External factors which can cause anxiety include:
• Any kind of stress: Stress at work, school, in a personal relationship, from an emotional trauma, financial stress, stress from a serious medical illness…
• Side effect of medication
• Use of an illicit drug
Medical conditions which can cause anxiety include:
• Heart disease
• Thyroid problems, such as hypothyroidism or hyperthyroidism
• Withdrawal from alcohol, anti-anxiety medications (benzodiazepines) or other medications
• Irritable bowel syndrome
• Premenstrual syndrome
Long-term effects of anxiety
Having an anxiety disorder can also lead to, or worsen, other mental and physical health conditions, such as:
• Depression (which often occurs with anxiety disorder)
• Substance abuse
• Trouble sleeping (insomnia)
• Digestive or bowel problems
You might also have difficulty with everyday aspects of your of life, such as:
• Holding down a job
• Developing or maintaining relationships
• Simply enjoying your leisure time
Treatment & Prevention of anxiety
You can take steps to reduce the impact of symptoms if you are anxious:
• Get help early.
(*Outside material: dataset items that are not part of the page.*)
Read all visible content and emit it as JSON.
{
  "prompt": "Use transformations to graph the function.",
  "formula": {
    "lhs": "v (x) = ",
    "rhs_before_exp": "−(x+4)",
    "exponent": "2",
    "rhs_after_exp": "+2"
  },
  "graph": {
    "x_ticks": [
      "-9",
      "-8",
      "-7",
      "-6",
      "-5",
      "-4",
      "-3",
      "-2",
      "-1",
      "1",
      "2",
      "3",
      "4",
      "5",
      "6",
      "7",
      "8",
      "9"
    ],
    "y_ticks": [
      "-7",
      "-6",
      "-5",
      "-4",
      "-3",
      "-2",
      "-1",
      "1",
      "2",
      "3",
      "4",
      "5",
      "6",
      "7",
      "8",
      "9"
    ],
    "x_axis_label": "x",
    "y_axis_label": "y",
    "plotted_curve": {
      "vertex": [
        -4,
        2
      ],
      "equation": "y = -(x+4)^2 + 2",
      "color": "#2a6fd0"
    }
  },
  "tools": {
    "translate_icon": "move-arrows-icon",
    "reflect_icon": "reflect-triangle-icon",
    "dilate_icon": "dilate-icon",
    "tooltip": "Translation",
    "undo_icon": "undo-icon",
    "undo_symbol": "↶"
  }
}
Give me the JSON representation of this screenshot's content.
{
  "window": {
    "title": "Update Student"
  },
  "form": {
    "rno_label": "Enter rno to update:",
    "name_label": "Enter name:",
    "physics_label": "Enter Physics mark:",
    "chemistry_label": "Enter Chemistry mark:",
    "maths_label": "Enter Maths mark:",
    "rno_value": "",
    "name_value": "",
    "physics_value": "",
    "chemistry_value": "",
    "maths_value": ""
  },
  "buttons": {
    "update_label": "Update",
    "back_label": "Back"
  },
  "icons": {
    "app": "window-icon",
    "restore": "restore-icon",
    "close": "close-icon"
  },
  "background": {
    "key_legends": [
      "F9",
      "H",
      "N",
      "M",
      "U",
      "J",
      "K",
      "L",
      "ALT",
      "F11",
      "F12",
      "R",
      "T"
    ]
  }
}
Anxiety can be harder to treat if you wait.
• Keep a journal, as it can help you and your mental health provider identify what is causing your stress and what is helping you feel better.
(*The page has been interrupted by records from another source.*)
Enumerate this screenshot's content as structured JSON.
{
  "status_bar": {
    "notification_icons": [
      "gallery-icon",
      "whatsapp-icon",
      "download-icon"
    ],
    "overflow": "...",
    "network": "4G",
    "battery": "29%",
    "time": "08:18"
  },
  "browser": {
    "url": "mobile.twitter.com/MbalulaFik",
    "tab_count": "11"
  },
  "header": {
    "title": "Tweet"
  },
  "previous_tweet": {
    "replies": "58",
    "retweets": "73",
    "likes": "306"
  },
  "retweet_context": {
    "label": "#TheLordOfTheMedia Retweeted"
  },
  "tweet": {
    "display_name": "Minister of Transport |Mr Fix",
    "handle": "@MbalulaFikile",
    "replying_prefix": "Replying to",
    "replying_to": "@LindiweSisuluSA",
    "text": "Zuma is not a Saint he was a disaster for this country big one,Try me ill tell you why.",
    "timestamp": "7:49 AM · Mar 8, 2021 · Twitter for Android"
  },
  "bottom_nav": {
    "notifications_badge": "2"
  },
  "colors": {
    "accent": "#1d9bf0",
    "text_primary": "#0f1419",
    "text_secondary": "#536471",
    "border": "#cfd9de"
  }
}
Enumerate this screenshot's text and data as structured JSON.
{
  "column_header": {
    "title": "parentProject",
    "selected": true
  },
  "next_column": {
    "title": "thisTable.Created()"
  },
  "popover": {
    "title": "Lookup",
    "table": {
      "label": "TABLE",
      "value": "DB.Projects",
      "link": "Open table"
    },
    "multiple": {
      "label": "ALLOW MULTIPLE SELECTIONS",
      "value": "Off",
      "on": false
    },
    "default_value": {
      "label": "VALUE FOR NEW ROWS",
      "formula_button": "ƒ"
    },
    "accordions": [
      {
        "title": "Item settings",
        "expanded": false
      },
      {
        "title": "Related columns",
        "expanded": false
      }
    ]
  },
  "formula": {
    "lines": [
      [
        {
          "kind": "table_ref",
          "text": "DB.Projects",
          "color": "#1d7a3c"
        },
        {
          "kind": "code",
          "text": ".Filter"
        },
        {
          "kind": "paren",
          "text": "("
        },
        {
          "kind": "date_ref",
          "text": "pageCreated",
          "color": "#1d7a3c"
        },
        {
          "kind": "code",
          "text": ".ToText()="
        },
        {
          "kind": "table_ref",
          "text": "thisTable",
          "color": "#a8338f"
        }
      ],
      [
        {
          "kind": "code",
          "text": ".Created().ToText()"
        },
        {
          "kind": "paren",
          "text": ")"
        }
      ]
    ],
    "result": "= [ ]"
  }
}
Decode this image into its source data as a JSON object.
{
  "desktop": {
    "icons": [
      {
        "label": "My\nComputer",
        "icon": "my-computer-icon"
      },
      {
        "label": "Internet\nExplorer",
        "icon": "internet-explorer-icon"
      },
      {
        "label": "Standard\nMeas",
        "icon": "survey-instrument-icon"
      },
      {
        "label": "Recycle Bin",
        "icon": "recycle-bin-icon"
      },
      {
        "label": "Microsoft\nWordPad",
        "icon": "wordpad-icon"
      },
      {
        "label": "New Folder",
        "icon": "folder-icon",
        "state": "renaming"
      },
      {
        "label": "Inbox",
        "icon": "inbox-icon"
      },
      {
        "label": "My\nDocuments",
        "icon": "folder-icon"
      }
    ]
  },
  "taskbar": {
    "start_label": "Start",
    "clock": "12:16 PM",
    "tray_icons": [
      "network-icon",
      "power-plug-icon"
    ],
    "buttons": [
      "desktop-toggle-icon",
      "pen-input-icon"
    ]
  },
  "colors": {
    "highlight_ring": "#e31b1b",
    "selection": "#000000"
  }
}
• Stay active. Avoiding activities because you are nervous can make anxiety worse.
• Learn time management techniques. Learning how to carefully manage your time and energy can help you reduce your anxiety.
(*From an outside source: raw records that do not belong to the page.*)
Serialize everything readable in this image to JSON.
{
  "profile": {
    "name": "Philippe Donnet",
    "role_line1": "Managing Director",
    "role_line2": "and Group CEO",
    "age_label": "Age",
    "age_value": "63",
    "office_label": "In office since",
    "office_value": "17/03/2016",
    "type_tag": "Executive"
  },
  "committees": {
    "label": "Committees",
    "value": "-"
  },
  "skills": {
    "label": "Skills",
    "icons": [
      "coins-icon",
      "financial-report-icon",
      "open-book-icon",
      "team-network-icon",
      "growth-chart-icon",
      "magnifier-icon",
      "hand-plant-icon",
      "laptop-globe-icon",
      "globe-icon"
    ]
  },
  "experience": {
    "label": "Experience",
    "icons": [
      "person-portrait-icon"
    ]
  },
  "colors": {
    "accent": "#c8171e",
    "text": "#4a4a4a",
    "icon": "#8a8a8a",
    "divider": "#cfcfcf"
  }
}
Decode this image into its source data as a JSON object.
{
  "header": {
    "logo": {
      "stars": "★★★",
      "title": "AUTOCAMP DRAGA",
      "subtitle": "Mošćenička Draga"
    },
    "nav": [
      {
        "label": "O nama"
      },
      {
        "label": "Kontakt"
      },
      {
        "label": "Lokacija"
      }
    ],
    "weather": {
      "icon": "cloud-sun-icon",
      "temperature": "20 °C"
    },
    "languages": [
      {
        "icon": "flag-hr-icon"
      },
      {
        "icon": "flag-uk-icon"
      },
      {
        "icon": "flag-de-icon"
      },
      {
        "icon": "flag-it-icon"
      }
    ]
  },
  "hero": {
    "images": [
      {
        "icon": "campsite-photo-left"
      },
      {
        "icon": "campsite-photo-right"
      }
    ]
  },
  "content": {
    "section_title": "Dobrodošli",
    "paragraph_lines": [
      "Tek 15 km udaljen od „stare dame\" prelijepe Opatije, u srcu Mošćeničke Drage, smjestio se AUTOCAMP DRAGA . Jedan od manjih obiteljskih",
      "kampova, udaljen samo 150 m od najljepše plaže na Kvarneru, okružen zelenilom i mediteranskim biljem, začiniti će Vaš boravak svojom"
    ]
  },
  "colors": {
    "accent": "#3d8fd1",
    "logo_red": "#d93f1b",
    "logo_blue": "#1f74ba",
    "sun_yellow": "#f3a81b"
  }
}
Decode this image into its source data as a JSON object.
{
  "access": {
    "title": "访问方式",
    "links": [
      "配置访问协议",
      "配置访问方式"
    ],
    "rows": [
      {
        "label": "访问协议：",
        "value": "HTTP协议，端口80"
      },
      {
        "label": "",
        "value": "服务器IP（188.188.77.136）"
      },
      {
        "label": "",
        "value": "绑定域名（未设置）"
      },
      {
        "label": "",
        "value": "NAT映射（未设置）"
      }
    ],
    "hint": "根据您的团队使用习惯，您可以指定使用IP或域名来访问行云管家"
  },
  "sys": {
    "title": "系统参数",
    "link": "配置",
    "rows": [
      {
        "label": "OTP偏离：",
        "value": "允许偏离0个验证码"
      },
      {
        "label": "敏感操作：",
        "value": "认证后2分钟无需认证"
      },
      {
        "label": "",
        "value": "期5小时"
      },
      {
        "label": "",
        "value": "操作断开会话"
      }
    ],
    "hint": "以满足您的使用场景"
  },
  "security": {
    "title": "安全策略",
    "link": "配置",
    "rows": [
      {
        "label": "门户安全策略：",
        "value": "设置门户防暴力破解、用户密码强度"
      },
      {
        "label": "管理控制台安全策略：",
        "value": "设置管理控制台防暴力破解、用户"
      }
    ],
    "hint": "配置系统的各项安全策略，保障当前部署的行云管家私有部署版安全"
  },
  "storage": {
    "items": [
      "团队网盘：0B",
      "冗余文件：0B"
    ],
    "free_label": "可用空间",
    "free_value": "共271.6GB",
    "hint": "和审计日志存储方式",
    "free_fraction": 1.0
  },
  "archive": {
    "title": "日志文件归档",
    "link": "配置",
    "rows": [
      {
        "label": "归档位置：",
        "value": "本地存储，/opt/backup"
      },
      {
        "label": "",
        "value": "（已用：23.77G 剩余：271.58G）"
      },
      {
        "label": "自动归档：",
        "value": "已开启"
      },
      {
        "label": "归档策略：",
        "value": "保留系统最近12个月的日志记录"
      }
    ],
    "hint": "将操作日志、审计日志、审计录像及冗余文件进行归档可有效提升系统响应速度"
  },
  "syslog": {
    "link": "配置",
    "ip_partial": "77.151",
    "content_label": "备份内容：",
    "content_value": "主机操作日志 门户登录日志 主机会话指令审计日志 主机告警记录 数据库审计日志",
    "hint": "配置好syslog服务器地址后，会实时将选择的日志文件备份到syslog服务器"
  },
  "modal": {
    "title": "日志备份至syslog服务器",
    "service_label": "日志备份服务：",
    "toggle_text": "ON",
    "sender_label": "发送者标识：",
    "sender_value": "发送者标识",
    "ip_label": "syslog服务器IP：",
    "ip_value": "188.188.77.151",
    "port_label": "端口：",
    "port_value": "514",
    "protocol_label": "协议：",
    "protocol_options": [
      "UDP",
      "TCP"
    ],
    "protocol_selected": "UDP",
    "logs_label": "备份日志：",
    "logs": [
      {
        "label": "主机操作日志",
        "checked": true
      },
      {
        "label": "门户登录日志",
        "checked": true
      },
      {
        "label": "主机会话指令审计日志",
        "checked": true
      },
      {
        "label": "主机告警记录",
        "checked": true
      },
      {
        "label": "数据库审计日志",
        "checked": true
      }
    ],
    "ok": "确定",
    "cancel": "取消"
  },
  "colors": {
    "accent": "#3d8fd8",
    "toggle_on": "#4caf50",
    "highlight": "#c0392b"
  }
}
• Avoid unhealthy alcohol or drug use. Alcohol and drug use can cause or worsen anxiety, but if you are addicted to any of these substances, quitting can make you anxious. See your doctor or find a support group to help you.
Cognitive behavioral therapy is one of the most effective forms of psychotherapy for anxiety disorders. It focuses on teaching you specific skills to gradually return to the activities you have avoided because of anxiety. Through this process, your symptoms improve as you build upon your initial success.
Herbs that contribute to stress and anxiety management
Due to its adaptogenic functions, Jiaogulan boosts up or calms the system depending on our body’s need, helping us to cope with stress.
Jiaogulan also aids the regulation of hormonal functions. It has a calmative effect on the nervous system, which helps to stop the overproduction of adrenaline.
By increasing the production of lymphocytes, phagocytes and serum IgG, Jiaogulan has also shown its effectiveness in helping the body resist depression of the immune system and other stress-related symptoms, thus increasing the body’s resistance to stress, trauma, anxiety, and fatigue.
An animal-based study published in 2013 indicates that jiaogulan may help protect against stress-related anxiety disorders. Jiaogulan helped inhibit stress-induced anxiety, possibly by influencing activity in certain brain cells involved in regulating mood.
Noni contains a natural component which has the ability to activate serotonin receptors in the brain as well as throughout the body. Due to this propriety, Noni can help those suffering from mood or anxiety conditions.
Noni regulates systems associated with nervousness and irritability and reduces negative moods, resulting in improved productivity, enhanced creativity, and emotional and physiological well-being.